Opinion
2014-UP-286
07-16-2014
Benjamin L. Cooper, Respondent, v. State of South Carolina, Petitioner. Appellate Case No. 2010-181646
Deputy Chief Appellate Defender Wanda H. Carter, of Columbia, for Respondent. Attorney General Alan McCrory Wilson, Chief Deputy Attorney General John W. McIntosh, Senior Assistant Deputy Attorney General Salley W. Elliott, and Assistant Attorney General Christina J. Catoe, all of Columbia, for Petitioner.
UNPUBLISHED OPINION
Heard June 10, 2014.
Appeal From Georgetown County Larry B. Hyman Jr., Circuit Court Judge.
Deputy Chief Appellate Defender Wanda H. Carter, of Columbia, for Respondent.
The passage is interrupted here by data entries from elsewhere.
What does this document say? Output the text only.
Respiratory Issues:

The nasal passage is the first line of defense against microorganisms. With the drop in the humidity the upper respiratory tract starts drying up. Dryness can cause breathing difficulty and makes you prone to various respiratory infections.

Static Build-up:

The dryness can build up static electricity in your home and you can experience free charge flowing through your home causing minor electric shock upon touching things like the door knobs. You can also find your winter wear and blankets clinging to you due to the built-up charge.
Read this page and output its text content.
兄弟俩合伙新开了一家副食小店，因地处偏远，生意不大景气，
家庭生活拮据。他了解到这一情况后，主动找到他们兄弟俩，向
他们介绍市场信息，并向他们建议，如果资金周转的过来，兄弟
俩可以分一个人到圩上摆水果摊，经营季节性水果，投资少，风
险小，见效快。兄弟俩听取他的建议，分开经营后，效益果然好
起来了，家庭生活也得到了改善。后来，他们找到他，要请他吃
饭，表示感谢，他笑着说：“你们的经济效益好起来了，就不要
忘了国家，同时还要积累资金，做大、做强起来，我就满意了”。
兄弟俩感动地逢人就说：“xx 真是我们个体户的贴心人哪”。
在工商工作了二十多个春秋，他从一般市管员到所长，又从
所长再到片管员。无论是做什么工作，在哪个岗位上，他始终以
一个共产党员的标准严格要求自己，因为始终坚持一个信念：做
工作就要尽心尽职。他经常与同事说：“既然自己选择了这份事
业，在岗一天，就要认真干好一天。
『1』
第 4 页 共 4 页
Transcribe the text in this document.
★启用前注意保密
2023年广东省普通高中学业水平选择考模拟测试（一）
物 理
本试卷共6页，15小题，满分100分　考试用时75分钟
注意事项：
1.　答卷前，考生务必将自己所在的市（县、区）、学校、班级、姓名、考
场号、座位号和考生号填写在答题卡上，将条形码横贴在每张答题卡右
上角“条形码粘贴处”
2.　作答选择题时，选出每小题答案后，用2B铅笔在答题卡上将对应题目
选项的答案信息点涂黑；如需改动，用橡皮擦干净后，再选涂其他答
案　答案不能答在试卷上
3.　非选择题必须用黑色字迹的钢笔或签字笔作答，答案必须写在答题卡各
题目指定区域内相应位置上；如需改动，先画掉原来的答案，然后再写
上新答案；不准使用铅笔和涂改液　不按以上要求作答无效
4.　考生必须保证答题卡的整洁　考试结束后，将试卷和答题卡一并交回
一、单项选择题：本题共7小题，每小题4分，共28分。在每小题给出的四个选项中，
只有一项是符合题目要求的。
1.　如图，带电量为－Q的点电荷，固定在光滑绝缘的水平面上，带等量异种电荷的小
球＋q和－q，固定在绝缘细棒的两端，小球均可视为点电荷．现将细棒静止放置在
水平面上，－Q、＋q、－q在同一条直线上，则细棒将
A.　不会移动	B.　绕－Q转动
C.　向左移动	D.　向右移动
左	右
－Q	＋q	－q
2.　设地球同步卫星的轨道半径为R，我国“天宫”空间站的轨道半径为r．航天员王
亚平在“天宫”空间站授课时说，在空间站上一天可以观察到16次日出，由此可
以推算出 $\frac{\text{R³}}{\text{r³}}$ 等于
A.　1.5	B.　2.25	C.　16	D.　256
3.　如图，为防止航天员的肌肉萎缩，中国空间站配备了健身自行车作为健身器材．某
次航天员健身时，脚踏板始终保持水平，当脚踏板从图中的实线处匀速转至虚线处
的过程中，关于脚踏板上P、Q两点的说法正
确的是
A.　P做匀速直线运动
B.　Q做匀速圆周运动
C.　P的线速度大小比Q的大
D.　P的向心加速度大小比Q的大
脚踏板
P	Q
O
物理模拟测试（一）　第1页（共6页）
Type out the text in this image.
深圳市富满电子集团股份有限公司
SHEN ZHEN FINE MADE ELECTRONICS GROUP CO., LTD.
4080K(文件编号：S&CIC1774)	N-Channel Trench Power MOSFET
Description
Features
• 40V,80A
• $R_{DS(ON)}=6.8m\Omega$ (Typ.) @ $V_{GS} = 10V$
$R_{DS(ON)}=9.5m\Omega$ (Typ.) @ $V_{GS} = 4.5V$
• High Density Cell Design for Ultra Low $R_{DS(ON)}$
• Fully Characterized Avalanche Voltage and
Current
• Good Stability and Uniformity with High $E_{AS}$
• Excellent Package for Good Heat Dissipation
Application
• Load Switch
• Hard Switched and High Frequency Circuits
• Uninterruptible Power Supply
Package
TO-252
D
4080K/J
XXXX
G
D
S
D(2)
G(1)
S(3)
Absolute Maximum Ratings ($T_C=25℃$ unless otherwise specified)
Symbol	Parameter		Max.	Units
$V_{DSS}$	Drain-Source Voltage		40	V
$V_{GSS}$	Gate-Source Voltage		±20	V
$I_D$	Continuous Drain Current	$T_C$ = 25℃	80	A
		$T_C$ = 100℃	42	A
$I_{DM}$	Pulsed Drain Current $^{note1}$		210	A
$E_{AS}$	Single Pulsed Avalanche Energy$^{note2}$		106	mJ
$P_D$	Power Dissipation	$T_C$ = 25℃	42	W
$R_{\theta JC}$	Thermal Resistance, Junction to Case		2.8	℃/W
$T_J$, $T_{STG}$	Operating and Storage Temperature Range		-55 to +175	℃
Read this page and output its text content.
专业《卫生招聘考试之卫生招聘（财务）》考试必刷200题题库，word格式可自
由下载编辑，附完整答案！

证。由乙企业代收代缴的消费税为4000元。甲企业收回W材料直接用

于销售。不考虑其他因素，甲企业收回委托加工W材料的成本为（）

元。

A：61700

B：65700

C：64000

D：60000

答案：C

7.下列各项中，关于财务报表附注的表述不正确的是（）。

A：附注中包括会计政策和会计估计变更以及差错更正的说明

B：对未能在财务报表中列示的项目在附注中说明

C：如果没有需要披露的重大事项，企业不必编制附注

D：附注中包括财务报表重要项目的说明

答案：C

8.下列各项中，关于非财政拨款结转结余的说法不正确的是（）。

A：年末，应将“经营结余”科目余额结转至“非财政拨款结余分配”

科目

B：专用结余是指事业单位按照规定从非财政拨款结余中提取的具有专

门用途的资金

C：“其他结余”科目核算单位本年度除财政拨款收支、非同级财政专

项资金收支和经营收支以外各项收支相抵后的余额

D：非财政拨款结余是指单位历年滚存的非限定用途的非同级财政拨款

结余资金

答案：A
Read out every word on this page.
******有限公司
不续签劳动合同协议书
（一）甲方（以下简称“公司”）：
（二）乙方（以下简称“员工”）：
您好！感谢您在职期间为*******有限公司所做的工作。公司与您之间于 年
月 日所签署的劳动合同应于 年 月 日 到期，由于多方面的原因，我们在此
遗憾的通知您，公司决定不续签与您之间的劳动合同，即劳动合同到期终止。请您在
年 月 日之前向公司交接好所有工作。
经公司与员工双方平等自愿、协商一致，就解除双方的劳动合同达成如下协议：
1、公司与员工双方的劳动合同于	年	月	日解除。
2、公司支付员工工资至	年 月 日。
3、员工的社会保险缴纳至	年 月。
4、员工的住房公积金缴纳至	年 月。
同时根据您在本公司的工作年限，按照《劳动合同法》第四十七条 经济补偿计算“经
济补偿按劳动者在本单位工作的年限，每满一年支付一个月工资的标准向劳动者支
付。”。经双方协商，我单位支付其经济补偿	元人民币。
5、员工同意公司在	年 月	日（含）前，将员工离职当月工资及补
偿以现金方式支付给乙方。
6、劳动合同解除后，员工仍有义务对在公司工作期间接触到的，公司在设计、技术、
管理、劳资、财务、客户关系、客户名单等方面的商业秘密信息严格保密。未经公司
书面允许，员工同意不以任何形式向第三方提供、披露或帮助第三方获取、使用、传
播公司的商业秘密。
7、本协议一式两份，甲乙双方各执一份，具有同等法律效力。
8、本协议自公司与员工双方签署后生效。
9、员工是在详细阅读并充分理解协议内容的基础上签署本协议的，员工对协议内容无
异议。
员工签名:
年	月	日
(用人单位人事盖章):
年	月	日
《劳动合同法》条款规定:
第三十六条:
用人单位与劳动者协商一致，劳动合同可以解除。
Attorney General Alan McCrory Wilson, Chief Deputy Attorney General John W. McIntosh, Senior Assistant Deputy Attorney General Salley W. Elliott, and Assistant Attorney General Christina J. Catoe, all of Columbia, for Petitioner.
PER CURIAM:
Benjamin Cooper petitioned the post-conviction relief (PCR) court for a new trial, arguing, in relevant part, the plea court's colloquy did not conform to Boykin v. Alabama. The PCR court agreed and granted Cooper a new trial. On appeal, the State argues the PCR court erred in granting a new trial because, based on the entirety of the record, it is evident Cooper's guilty plea was entered into voluntarily and intelligently. We disagree and affirm the PCR court pursuant to Rule 220(b), SCACR, and the following authorities: Edwards v. State, 392 S.C. 449, 455, 710 S.E.2d 60, 64 (2011) ("In reviewing a PCR court's decision, an appellate court is concerned only with whether there is any evidence of probative value that supports the decision."); id. ("The appellate court will reverse the PCR court only where there is either no probative evidence to support the decision or the decision was controlled by an error of law."); Roddy v. State, 339 S.C. 29, 33, 528 S.E.2d 418, 421 (2000) ("To find a guilty plea is voluntarily and knowingly entered into, the record must establish the defendant had a full understanding of the consequences of his plea and the charges against him." (citing Boykin v. Alabama, 395 U.S. 238 (1969))); id. at 33, 528 S.E.2d at 420 (2000) ("[T]he voluntariness of a guilty plea is not determined by an examination of a specific inquiry made by the sentencing [court] alone, but is determined from both the record made at the time of the entry of the guilty plea, and also from the record of the PCR hearing."); Pittman v. State, 337 S.C. 597, 600–01, 524 S.E.2d 623, 625 (1999) (finding the plea court's deficient plea colloquy and incomplete sentencing sheet indicated the petitioner's plea was not voluntary, intelligent, and knowing); id. (finding a deficient plea colloquy between the court and a defendant was not cured by other evidence in the record).
395 U.S. 238, 242–43 (1969) (finding the trial court, in accepting a guilty plea, must make an affirmative showing on the record that the accused entered into the guilty plea intelligently and voluntarily).
AFFIRMED.
FEW, C.J., and SHORT and GEATHERS, JJ., concur.